The subtly off-kilter behaviour of this family, particularly evident between mother and eldest daughter, makes Kriya an almost immediately bewildering, discomfiting experience. Combined with the intricate finer points of religious practice, we are kept at a distance here – though the sheer weight of these, overwhelming in many respects, does become clearer as the film progresses. It’s important to note, though, that Neel is far more like the audience than he is like the family; he’s as alienated and taken aback by the goings-on of the evening as we are, and this helps to make him a very plausible outsider, someone with whom it is easy to empathise. There are other degrees of strangeness woven in here, some of which are potentially more shocking to Western audiences; our relationship to death is often rather distant, medicalised. Sitara’s tactile behaviour with the corpse of her father, cradling him, grabbing at him and later, completing acts which require her to open and close her father’s mouth, for instance – these things are not things we routinely do in the West. It adds significantly to the sense of unease.
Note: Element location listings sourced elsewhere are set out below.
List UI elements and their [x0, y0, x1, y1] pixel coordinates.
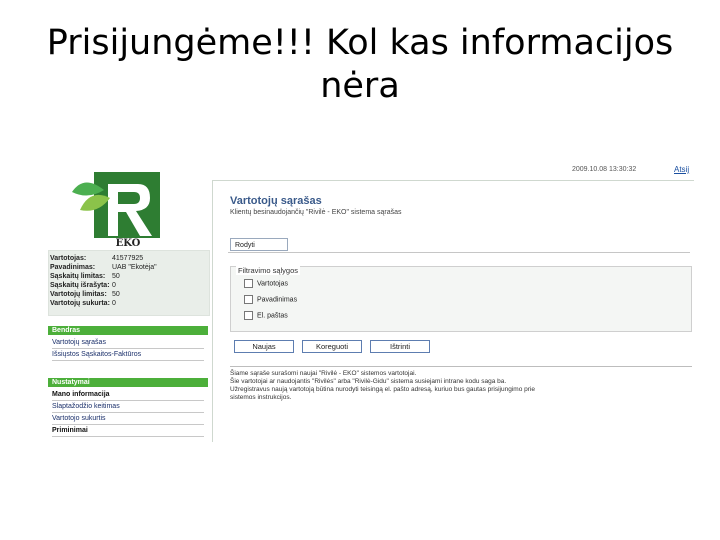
show-button[interactable]: Rodyti — [230, 238, 288, 251]
frame-border-left — [212, 180, 213, 442]
app-screenshot: 2009.10.08 13:30:32 Atsij EKO Vartotojas… — [44, 158, 694, 448]
logout-link[interactable]: Atsij — [674, 165, 689, 174]
toolbar — [228, 238, 690, 253]
menu-item-users-list[interactable]: Vartotojų sąrašas — [52, 338, 204, 349]
info-row: Vartotojų limitas: 50 — [50, 291, 120, 298]
filter-option[interactable]: El. paštas — [244, 311, 288, 321]
menu-item-sent-invoices[interactable]: Išsiųstos Sąskaitos-Faktūros — [52, 350, 204, 361]
timestamp: 2009.10.08 13:30:32 — [572, 166, 637, 173]
page-title: Vartotojų sąrašas — [230, 195, 322, 207]
notice-text: Šiame sąraše surašomi naujai "Rivilė - E… — [230, 366, 692, 402]
page-subtitle: Klientų besinaudojančių "Rivilė - EKO" s… — [230, 209, 402, 216]
info-row: Vartotojas: 41577925 — [50, 255, 144, 262]
slide-title-line1: Prisijungėme!!! Kol kas informacijos — [46, 23, 674, 63]
info-row: Vartotojų sukurta: 0 — [50, 300, 116, 307]
menu-item-reminders[interactable]: Priminimai — [52, 426, 204, 437]
slide-title: Prisijungėme!!! Kol kas informacijos nėr… — [0, 22, 720, 108]
checkbox[interactable] — [244, 279, 253, 288]
menu-item-password-change[interactable]: Slaptažodžio keitimas — [52, 402, 204, 413]
filter-legend: Filtravimo sąlygos — [236, 266, 301, 275]
menu-header-settings: Nustatymai — [48, 378, 208, 387]
delete-button[interactable]: Ištrinti — [370, 340, 430, 353]
checkbox[interactable] — [244, 311, 253, 320]
filter-option[interactable]: Vartotojas — [244, 279, 288, 289]
edit-button[interactable]: Koreguoti — [302, 340, 362, 353]
menu-item-my-info[interactable]: Mano informacija — [52, 390, 204, 401]
info-row: Sąskaitų limitas: 50 — [50, 273, 120, 280]
menu-header-general: Bendras — [48, 326, 208, 335]
filter-panel — [230, 266, 692, 332]
frame-border-top — [212, 180, 694, 181]
info-row: Sąskaitų išrašyta: 0 — [50, 282, 116, 289]
new-button[interactable]: Naujas — [234, 340, 294, 353]
logo: EKO — [72, 172, 160, 248]
logo-text: EKO — [116, 238, 141, 248]
info-row: Pavadinimas: UAB "Ekotėja" — [50, 264, 157, 271]
slide-title-line2: nėra — [320, 66, 400, 106]
menu-item-user-create[interactable]: Vartotojo sukurtis — [52, 414, 204, 425]
filter-option[interactable]: Pavadinimas — [244, 295, 297, 305]
checkbox[interactable] — [244, 295, 253, 304]
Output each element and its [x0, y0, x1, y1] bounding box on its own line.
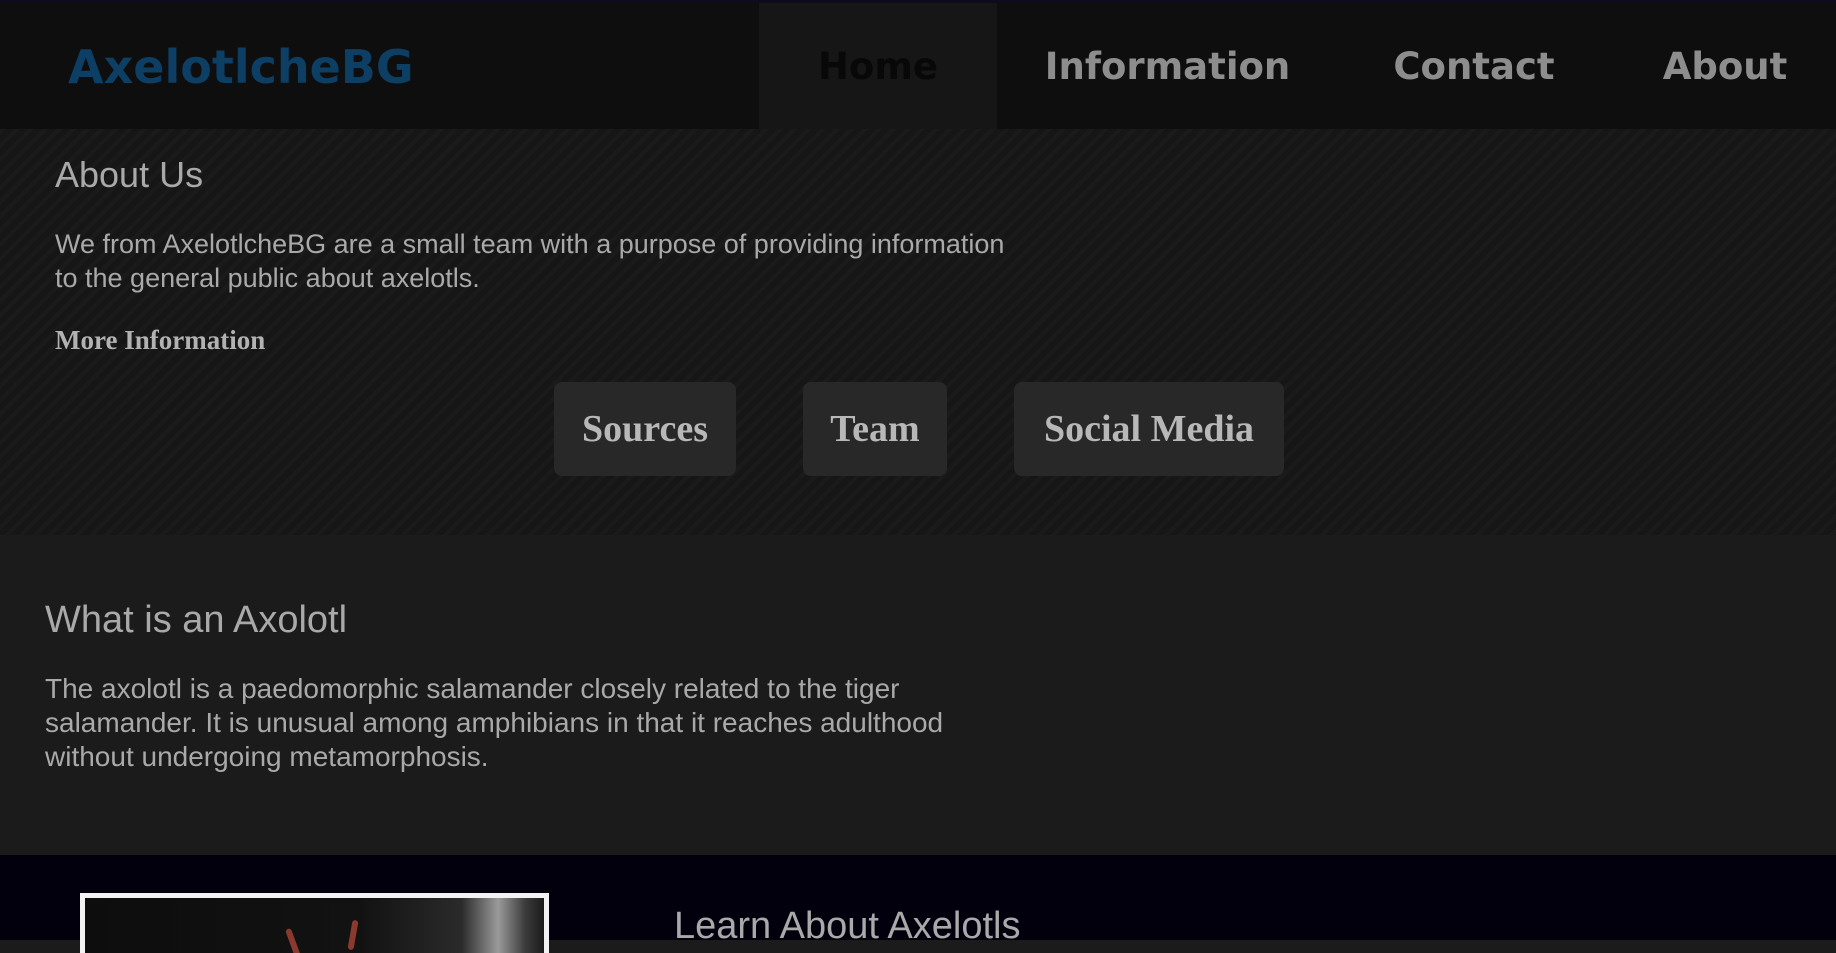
nav-contact[interactable]: Contact — [1390, 3, 1558, 129]
more-information-heading: More Information — [55, 325, 266, 355]
about-text: We from AxelotlcheBG are a small team wi… — [55, 229, 1005, 293]
axolotl-gill-shape — [285, 927, 301, 953]
about-section: About Us We from AxelotlcheBG are a smal… — [0, 129, 1836, 535]
what-is-text: The axolotl is a paedomorphic salamander… — [45, 673, 944, 772]
axolotl-image — [80, 893, 549, 953]
navbar: AxelotlcheBG Home Information Contact Ab… — [0, 0, 1836, 129]
sources-button[interactable]: Sources — [554, 382, 736, 476]
nav-about[interactable]: About — [1650, 3, 1800, 129]
team-button[interactable]: Team — [803, 382, 947, 476]
axolotl-gill-shape — [347, 919, 359, 951]
learn-section: Learn About Axelotls — [0, 855, 1836, 953]
social-media-button[interactable]: Social Media — [1014, 382, 1284, 476]
learn-title: Learn About Axelotls — [674, 905, 1021, 947]
brand-logo[interactable]: AxelotlcheBG — [68, 39, 414, 95]
nav-information[interactable]: Information — [1040, 3, 1295, 129]
what-is-section: What is an Axolotl The axolotl is a paed… — [0, 535, 1836, 855]
what-is-title: What is an Axolotl — [45, 599, 348, 641]
nav-home[interactable]: Home — [759, 3, 997, 129]
about-title: About Us — [55, 154, 204, 195]
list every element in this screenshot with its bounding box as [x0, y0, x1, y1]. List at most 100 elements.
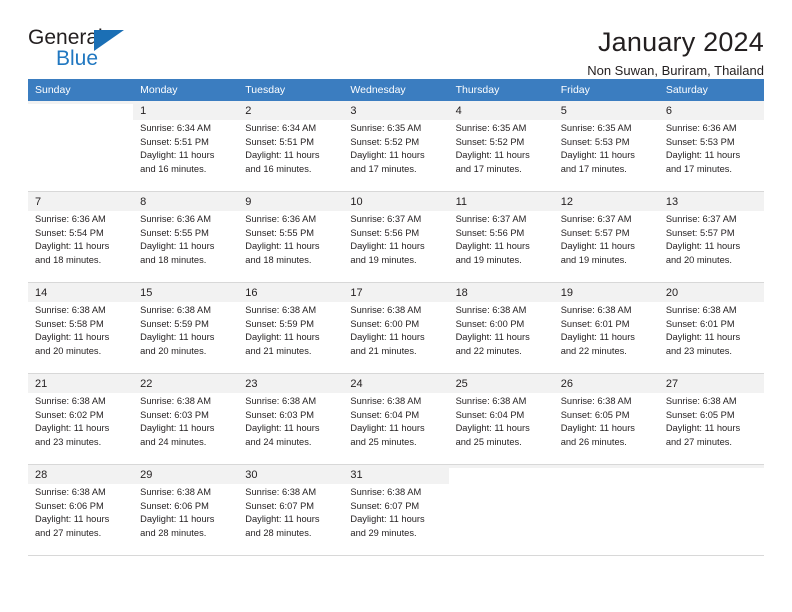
day-detail-line: Sunset: 5:54 PM — [35, 227, 104, 238]
day-cell-content: 12 Sunrise: 6:37 AM Sunset: 5:57 PM Dayligh… — [553, 192, 659, 267]
day-detail-line: Daylight: 11 hours — [140, 241, 215, 251]
calendar-day-cell[interactable]: 27 Sunrise: 6:38 AM Sunset: 6:05 PM Dayligh… — [658, 373, 764, 465]
calendar-day-cell[interactable]: 25 Sunrise: 6:38 AM Sunset: 6:04 PM Dayligh… — [448, 373, 554, 465]
day-detail-lines: Sunrise: 6:37 AM Sunset: 5:57 PM Daylight:… — [561, 213, 652, 267]
calendar-day-cell[interactable]: 29 Sunrise: 6:38 AM Sunset: 6:06 PM Dayligh… — [133, 464, 239, 556]
day-cell-content: 11 Sunrise: 6:37 AM Sunset: 5:56 PM Dayligh… — [448, 192, 554, 267]
day-detail-line: Sunrise: 6:37 AM — [455, 214, 527, 224]
day-cell-body: 22 Sunrise: 6:38 AM Sunset: 6:03 PM Dayligh… — [133, 374, 239, 464]
calendar-day-cell[interactable]: 7 Sunrise: 6:36 AM Sunset: 5:54 PM Daylight… — [28, 191, 134, 283]
day-cell-body — [658, 465, 764, 555]
calendar-day-cell[interactable]: 21 Sunrise: 6:38 AM Sunset: 6:02 PM Dayligh… — [28, 373, 134, 465]
day-cell-body: 14 Sunrise: 6:38 AM Sunset: 5:58 PM Dayligh… — [28, 283, 134, 373]
calendar-day-cell[interactable]: 2 Sunrise: 6:34 AM Sunset: 5:51 PM Daylight… — [238, 101, 344, 192]
weekday-header-saturday: Saturday — [658, 79, 764, 101]
day-number: 26 — [553, 374, 659, 393]
calendar-day-cell[interactable]: 15 Sunrise: 6:38 AM Sunset: 5:59 PM Dayligh… — [133, 282, 239, 374]
day-detail-line: and 19 minutes. — [560, 254, 627, 265]
day-detail-line: Sunrise: 6:37 AM — [350, 214, 422, 224]
day-cell-content: 23 Sunrise: 6:38 AM Sunset: 6:03 PM Dayligh… — [238, 374, 344, 449]
calendar-day-cell[interactable]: 24 Sunrise: 6:38 AM Sunset: 6:04 PM Dayligh… — [343, 373, 449, 465]
day-detail-line: Daylight: 11 hours — [665, 423, 741, 433]
day-detail-line: and 19 minutes. — [350, 254, 417, 265]
calendar-day-cell[interactable]: 22 Sunrise: 6:38 AM Sunset: 6:03 PM Dayligh… — [133, 373, 239, 465]
calendar-week-row: 14 Sunrise: 6:38 AM Sunset: 5:58 PM Dayligh… — [28, 282, 764, 374]
day-detail-line: Sunset: 5:51 PM — [140, 136, 209, 147]
calendar-day-cell[interactable]: 17 Sunrise: 6:38 AM Sunset: 6:00 PM Dayligh… — [343, 282, 449, 374]
day-detail-line: Sunrise: 6:34 AM — [140, 123, 211, 133]
calendar-day-cell[interactable]: 6 Sunrise: 6:36 AM Sunset: 5:53 PM Daylight… — [658, 101, 764, 192]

Kriya is further notable for the way it seems at first to have positioned a man at the centre of its horror. Manipulated and effectively captured – albeit with language rather than physical force – Neel wants nothing more than to get away from this place, but he becomes trapped in a web of the expectations placed on males. The female characters, at least at first, seem to be in command; light touches, such as Sitara’s use of formal Hindi against Neel’s English, underline the gender and class differences between them, and in some respects, this is a subversion of expectations. However, when you understand more about the family’s motivations and the issues which afflict them, then it becomes apparent that here we have women using the means available to them to rally against an impossible situation, one that absolutely requires a male presence. This is one moribund gilded cage.
By its close, Kriya is a tale of fractured identities and the steady loss of personal control. The subversive elements used are far more than just ‘gotchas’, there to play with generic expectations; they’re wedded to the narrative, providing for a sometimes challenging but ultimately rewarding horror tale. Not every question in the film is answered, but Kriya is no less a film for that.